Social media has made the search for individuality harder than ever before. With easy access to platforms like Instagram and TikTok, youth are constantly seeing not just what their peers have, but also people all over the world. These disconnected influencers live in various circumstances from location to wealth. And when one scrolls through any commercial site, companies can track what they click on and use it to formulate advertisements in an effort to spike viewers’ interest. 

“I am more drawn to acquiring stuff now because I am exposed to more media which affects what I do and don’t want,” said sophomore Sam Williams.

Believed to be among the highest causes of materialistic mindsets is social media. Ready access to social media platforms makes them that much harder to resist – all it takes is one click and suddenly the user is sucked into a constant feed of information. This is especially true for young adults whose brains and bodies are still developing.   
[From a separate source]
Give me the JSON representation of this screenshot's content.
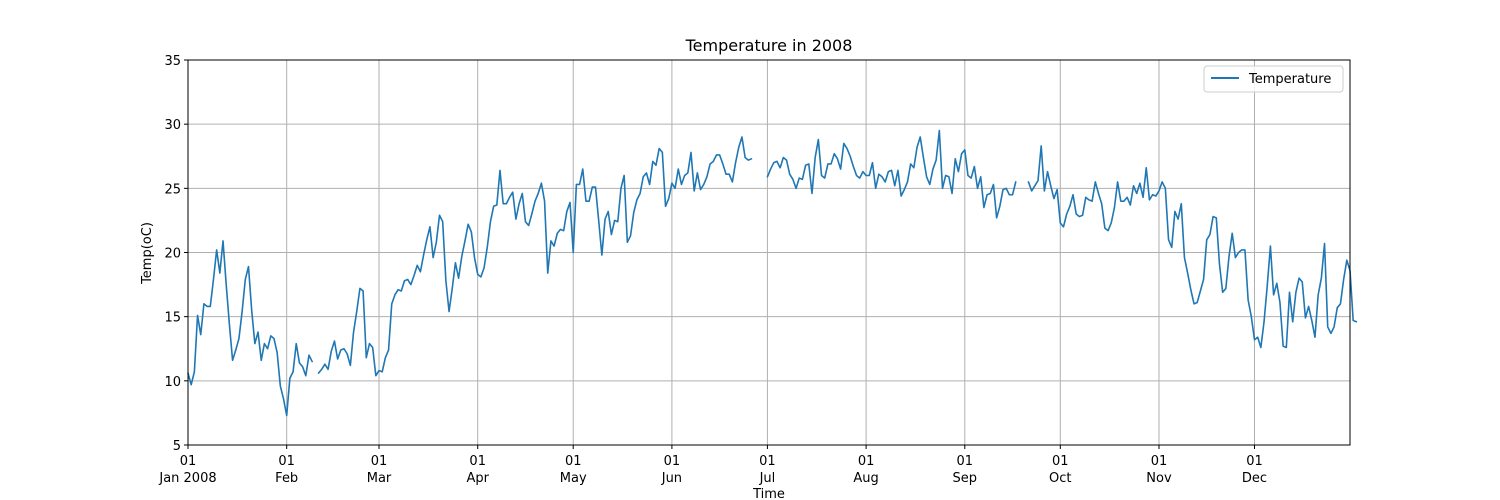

“The addiction to social media is so real and harder to fight if you are a teen. The analysts and companies are out there working to tell us all we need more ‘stuff’ to be happy,”

— Goldberg

Decades of research show that the more people rely on acquiring possessions, the less happy they are. Researchers at the University of Texas found that life experiences are more satisfying and lead to greater happiness than consuming material goods. Additionally, an article published by the Greater Good Magazine at UC Berkeley stated that the more materialistic people are, the less satisfied they are with their lives as a whole and with the amount of enjoyment they get from day-to-day life. Other researchers at UC Berkeley’s Greater Good Science Center have also discovered that gratitude for what one already has offers more satisfaction than the need to constantly acquire something new. 
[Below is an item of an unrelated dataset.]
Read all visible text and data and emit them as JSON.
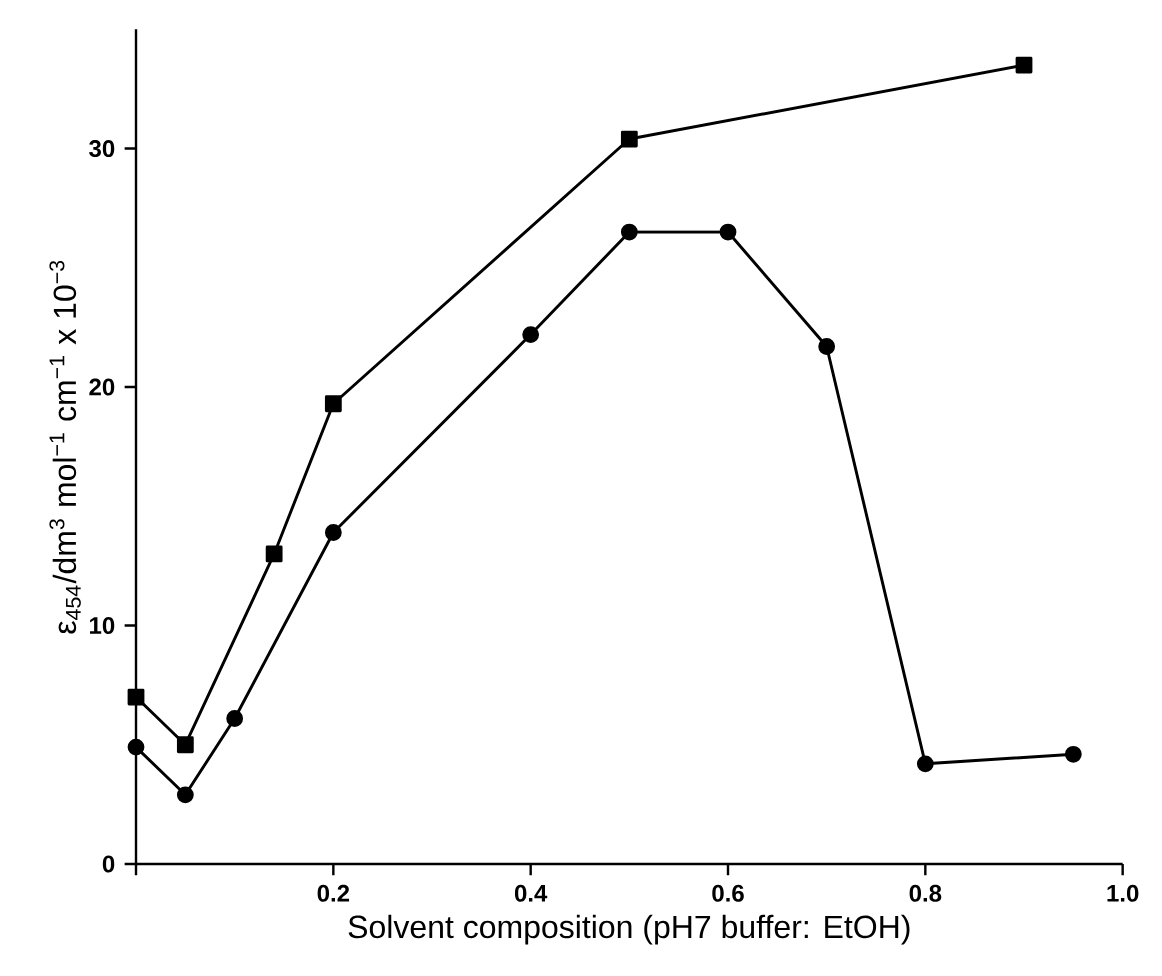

Ultimately humans are not defined by their belongings. While many young residents in Marin place value on materialistic items, this outlook on life is not universal. People who are generally at peace with what they already have, instead of wanting to acquire more and more stuff, tend to be much happier. Some students at Archie Williams have already discovered this. 

“Quality time with my friends or with my family [is what truly makes me happy],” Linnea said. 

Other students, such as Zoe, are able to break materialistic patterns and recognize other (free) activities which bring them joy.  

“My hobbies, friends, and family make me happy. It’s just so wonderful to spend time around the things that you love, for me that would be acting, art, music, nature, and the people I’m close to,” Zoe said.